Essi riguardano i contratti annuali che sono 80.000: con le nuove regole tali contratti non potranno superare i ventiquattro mesi, sia come primo contratto che come somma di rinnovi.
Ma è dubbio che l'aumento di pressione fiscale per il loro rinnovo, ogni volta pari allo 0,7 della retribuzione e il catenaccio sugli anni di rinnovo, facciano perdere solo 8.000 posti all'anno. Ossia soltanto il 10 per cento del totale. Soprattutto, la percentuale è destinata a salire, se ci sarà un rallentamento della crescita del prodotto interno lordo come sembra sia probabile, in base alle ultime previsioni.
Questo perché il numero di questi contratti è collegato alle previsioni sulla crescita economica.

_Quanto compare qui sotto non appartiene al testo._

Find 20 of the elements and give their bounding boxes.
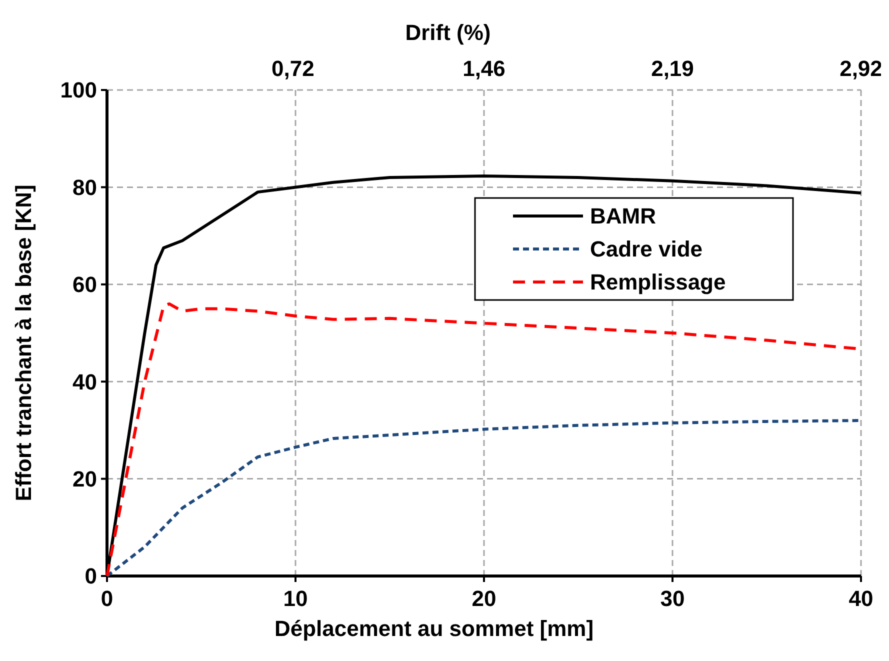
x2-tick-label: 2,19 <box>651 56 694 81</box>
x-axis-title: Déplacement au sommet [mm] <box>274 616 594 641</box>
legend-label: Cadre vide <box>590 236 702 262</box>
x-tick-label: 0 <box>100 586 114 611</box>
x-tick-label: 10 <box>283 586 308 611</box>
x2-tick-label: 0,72 <box>272 56 314 81</box>
x-tick-label: 40 <box>848 586 874 611</box>
legend-label: Remplissage <box>590 270 726 295</box>
y-tick-label: 40 <box>72 369 97 394</box>
legend-label: BAMR <box>590 204 656 229</box>
y-tick-label: 20 <box>72 466 97 492</box>
y-tick-label: 100 <box>60 78 97 103</box>
y-tick-label: 80 <box>72 174 97 200</box>
x-tick-label: 20 <box>472 586 496 611</box>
x-tick-label: 30 <box>660 586 685 611</box>
x2-tick-label: 1,46 <box>462 56 506 81</box>
y-tick-label: 60 <box>72 272 97 298</box>
y-tick-label: 0 <box>84 564 97 589</box>
y-axis-title: Effort tranchant à la base [KN] <box>11 184 36 502</box>
x2-axis-title: Drift (%) <box>405 20 491 45</box>
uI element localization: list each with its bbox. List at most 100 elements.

Per altro, i contratti a termine di durata annuale sono solo la punta dell'iceberg: quelli che durano meno di un anno sono 1.850.000. E 463.000, ovvero un quarto di essi, durano meno di tre mesi. I contratti inferiori all'anno, mediamente, vengono rinnovati una volta nei dodici mesi.
Il Decreto Dignità ha stabilito che tutti i contratti per essere rinnovati dovranno venire giustificati con una «causale».
Queste causali saranno fonte di liti e controversie giudiziarie, come insegna l'esperienza della clausola di «giusta causa» per i licenziamenti dell'articolo 18 dello statuto dei lavoratori, che ha dato luogo a un enorme contenzioso. Molte imprese per non impigliarsi nelle liti sulle «causali» preferiranno non rinnovare questi contratti.
Certo, potrebbero assumere un altro lavoratore con un altro contratto breve, aumentando il precariato che il Decreto Dignità dice di combattere.
Ma questo espediente comporta inevitabilmente costi burocratici, tempi morti, il rischio di sbagliare persona e l'onere di doverla istruire da capo sul lavoro temporaneo. L'obiettivo dichiarato del vetero sindacalismo nella lotta contro i contratti a termine è quello di trasformarli in contratti a tempo indeterminato. Ma è assurdo pensare che sia «fisiologico» convertire i contratti inferiori all'anno, che riguardano lavori temporanei, in posti fissi. In Italia i contratti a termine non sono patologici, essendo circa il 15 per cento contro lo 85 per cento di contratti a tempo indeterminato: come in Francia e in Germania.
La lotta del Decreto Dignità contro i contratti a termine crea disoccupazione perché è una lotta contro l'economia di mercato.
I contratti con il posto fisso non aumentano ponendo ostacoli a quelli a termine, ma riducendo il carico fiscale sul lavoro, stabilendo la contrattazione regionale e aziendale in base al costo della vita e alla produttività e riducendo lo spread che le nostre imprese debbono pagare per i tassi di interesse
bancari. Questo a sua volta, dipende dallo spread del debito pubblico, determinato dall'incertezza sulla politica del bilancio, che accresce il rischio dell'investimento in Italia.Questi «innovatori» se ne facciano una ragione.